La ciudad de Venecia ha logrado mantenerse en pie durante 1600 años gracias a una ingeniosa técnica de construcción basada en lo que algunos llaman «bosque invertido». La ciudad está construida sobre millones de postes de madera clavados en el barro bajo el agua de la ciudad. Estos pilotes se colocaron con la punta hacia abajo y se fabricaron con diferentes tipos de árboles, como alerce, roble o pino.
La ciudad ha logrado durar tanto tiempo debido a que los pilotes se conservan muy bien en ambientes húmedos y con poco oxígeno.

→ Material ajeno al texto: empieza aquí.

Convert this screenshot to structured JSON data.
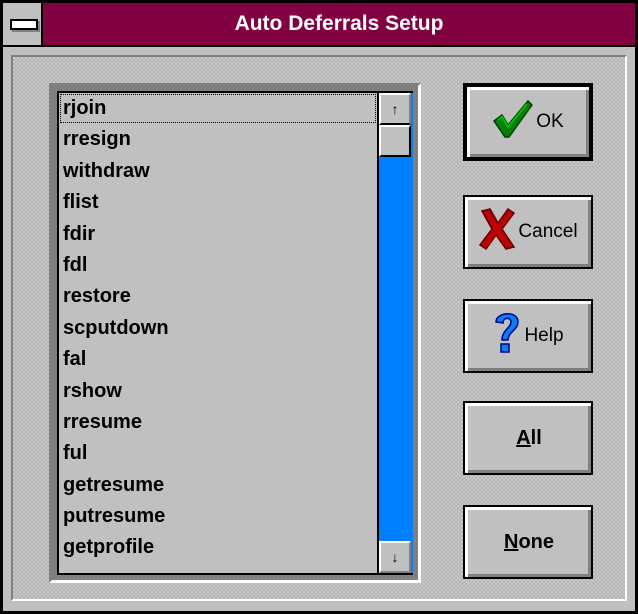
{
  "window": {
    "title": "Auto Deferrals Setup"
  },
  "list": {
    "items": [
      "rjoin",
      "rresign",
      "withdraw",
      "flist",
      "fdir",
      "fdl",
      "restore",
      "scputdown",
      "fal",
      "rshow",
      "rresume",
      "ful",
      "getresume",
      "putresume",
      "getprofile"
    ]
  },
  "buttons": {
    "ok": "OK",
    "cancel": "Cancel",
    "help": "Help",
    "all": {
      "mnemonic": "A",
      "rest": "ll"
    },
    "none": {
      "mnemonic": "N",
      "rest": "one"
    }
  },
  "scrollbar": {
    "up_glyph": "↑",
    "down_glyph": "↓",
    "thumb_position": 0.0
  },
  "icons": {
    "ok": "checkmark-icon",
    "cancel": "x-mark-icon",
    "help": "question-mark-icon"
  },
  "colors": {
    "titlebar": "#800040",
    "scrollbar_track": "#0080ff",
    "face": "#c0c0c0"
  }
}
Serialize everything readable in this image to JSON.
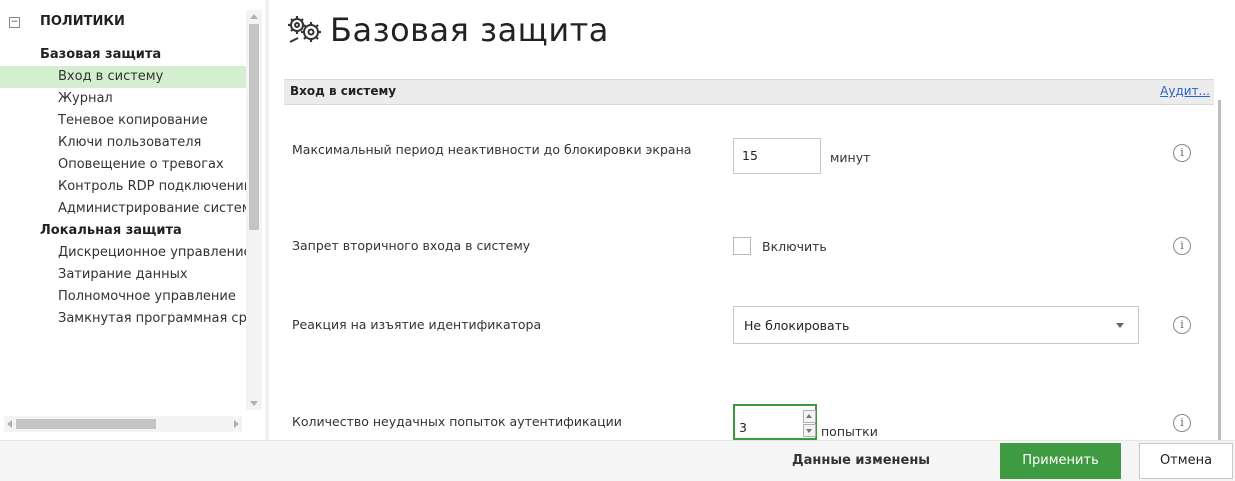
{
  "tree": {
    "root_label": "ПОЛИТИКИ",
    "items": [
      {
        "label": "Базовая защита",
        "type": "group"
      },
      {
        "label": "Вход в систему",
        "type": "child",
        "selected": true
      },
      {
        "label": "Журнал",
        "type": "child"
      },
      {
        "label": "Теневое копирование",
        "type": "child"
      },
      {
        "label": "Ключи пользователя",
        "type": "child"
      },
      {
        "label": "Оповещение о тревогах",
        "type": "child"
      },
      {
        "label": "Контроль RDP подключений",
        "type": "child"
      },
      {
        "label": "Администрирование системы",
        "type": "child"
      },
      {
        "label": "Локальная защита",
        "type": "group"
      },
      {
        "label": "Дискреционное управление",
        "type": "child"
      },
      {
        "label": "Затирание данных",
        "type": "child"
      },
      {
        "label": "Полномочное управление",
        "type": "child"
      },
      {
        "label": "Замкнутая программная среда",
        "type": "child"
      }
    ]
  },
  "main": {
    "title": "Базовая защита",
    "section_title": "Вход в систему",
    "section_link": "Аудит..."
  },
  "settings": {
    "inactivity": {
      "label": "Максимальный период неактивности до блокировки экрана",
      "value": "15",
      "unit": "минут"
    },
    "secondary_login": {
      "label": "Запрет вторичного входа в систему",
      "checkbox_label": "Включить",
      "checked": false
    },
    "token_removal": {
      "label": "Реакция на изъятие идентификатора",
      "selected": "Не блокировать"
    },
    "failed_attempts": {
      "label": "Количество неудачных попыток аутентификации",
      "value": "3",
      "unit": "попытки"
    },
    "info_symbol": "i"
  },
  "footer": {
    "status": "Данные изменены",
    "apply_label": "Применить",
    "cancel_label": "Отмена"
  },
  "colors": {
    "accent_green": "#3f9b41",
    "selected_bg": "#d4efcf",
    "link_blue": "#2a62c9"
  }
}
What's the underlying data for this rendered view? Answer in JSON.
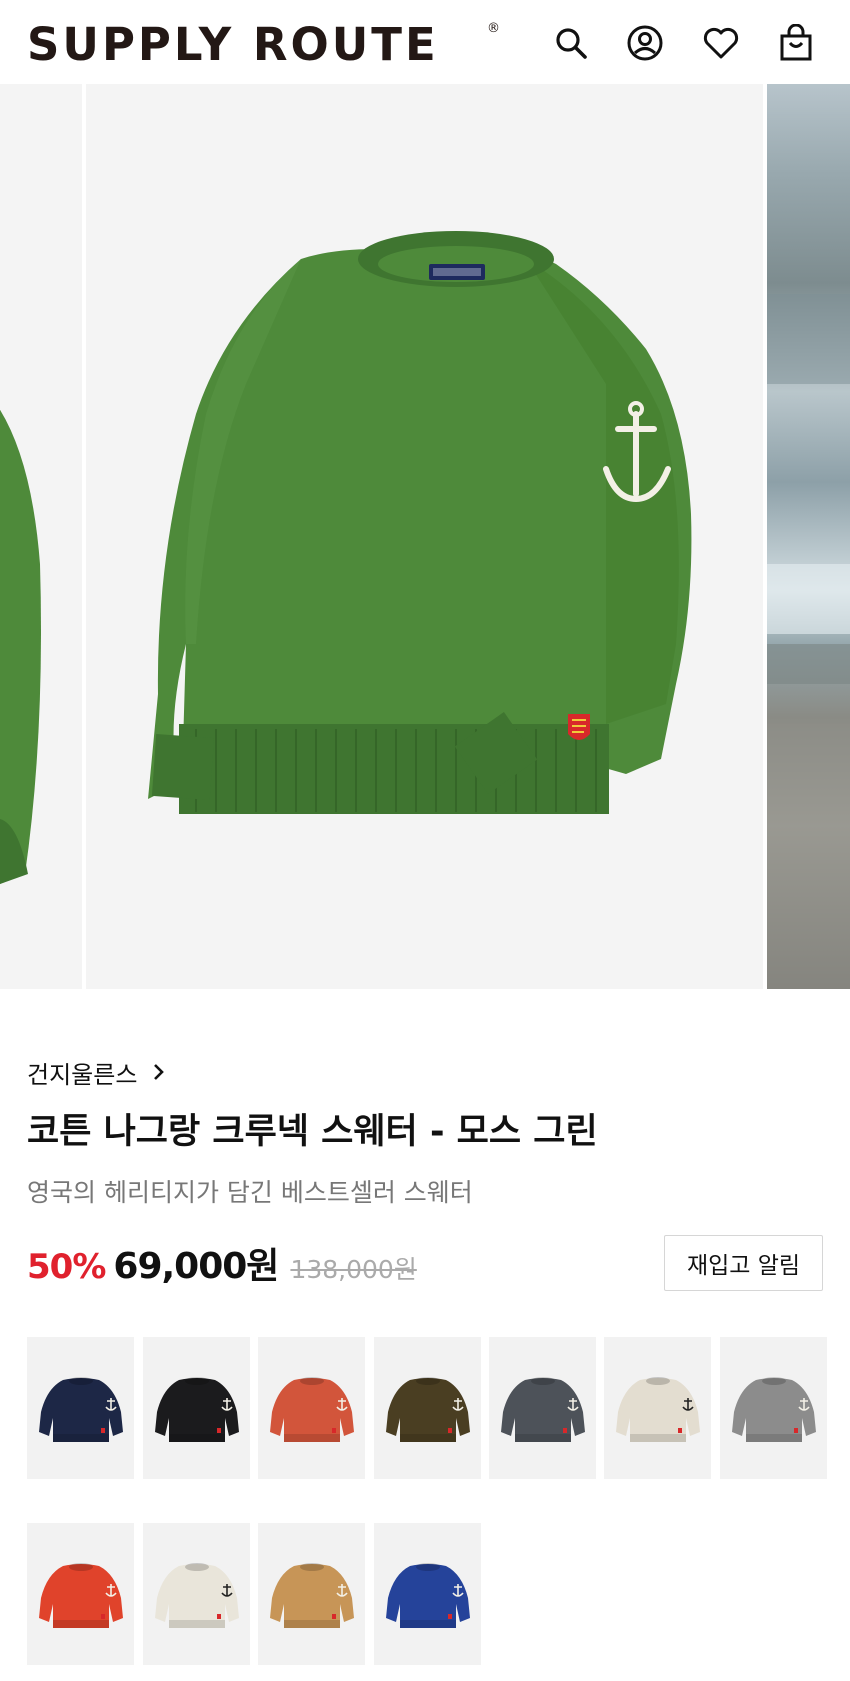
{
  "header": {
    "logo_text": "SUPPLY ROUTE",
    "logo_mark": "®",
    "icons": [
      "search-icon",
      "account-icon",
      "heart-icon",
      "bag-icon"
    ]
  },
  "gallery": {
    "current_color": "#4e8a3a",
    "prev_color": "#4e8a3a"
  },
  "product": {
    "brand": "건지울른스",
    "name": "코튼 나그랑 크루넥 스웨터 - 모스 그린",
    "subtitle": "영국의 헤리티지가 담긴 베스트셀러 스웨터",
    "discount": "50%",
    "price": "69,000원",
    "original_price": "138,000원",
    "restock_label": "재입고 알림"
  },
  "colors": {
    "accent_red": "#e0212d",
    "swatches": [
      "#1d2746",
      "#1b1b1d",
      "#d2553b",
      "#4a3e22",
      "#4d5259",
      "#e3ddd0",
      "#8c8c8c",
      "#e0432b",
      "#e9e5da",
      "#c79557",
      "#25439a"
    ]
  }
}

En estas condiciones las bacterias que descomponen la madera no pueden sobrevivir y es por eso que los postes no se pudren con facilidad.
La madera con el paso del tiempo se endurece debido a minerales de agua, lo que hacen que los cimientos sean aún más resistentes. Gracias a esta ingeniería tan ingeniosa, Venecia ha resistido mucho más tiempo que muchas construcciones modernas hechas con hormigón o acero.
Esta técnica permite sostener edificios de piedra, iglesias y campanarios gracias a la fricción entre el suelo, la madera y el agua, sin necesidad de llegar hasta una base de roca sólida.
A pesar de los años, este método sigue siendo un ejemplo de como las técnicas tradicionales pueden ser eficaces y duraderas cuando se adaptan bien al entrono natural.
Aunque esto sea un buen método, esta estructura ha tenido que enfrentarse a algunos problemas, como el hundimiento del suelo o el aumento del nivel del mar, que provocan inundaciones periódicas en la ciudad. Por ello, en las últimas décadas se han desarrollado grandes proyectos de ingeniería para proteger la ciudad del agua y preservar el patrimonio.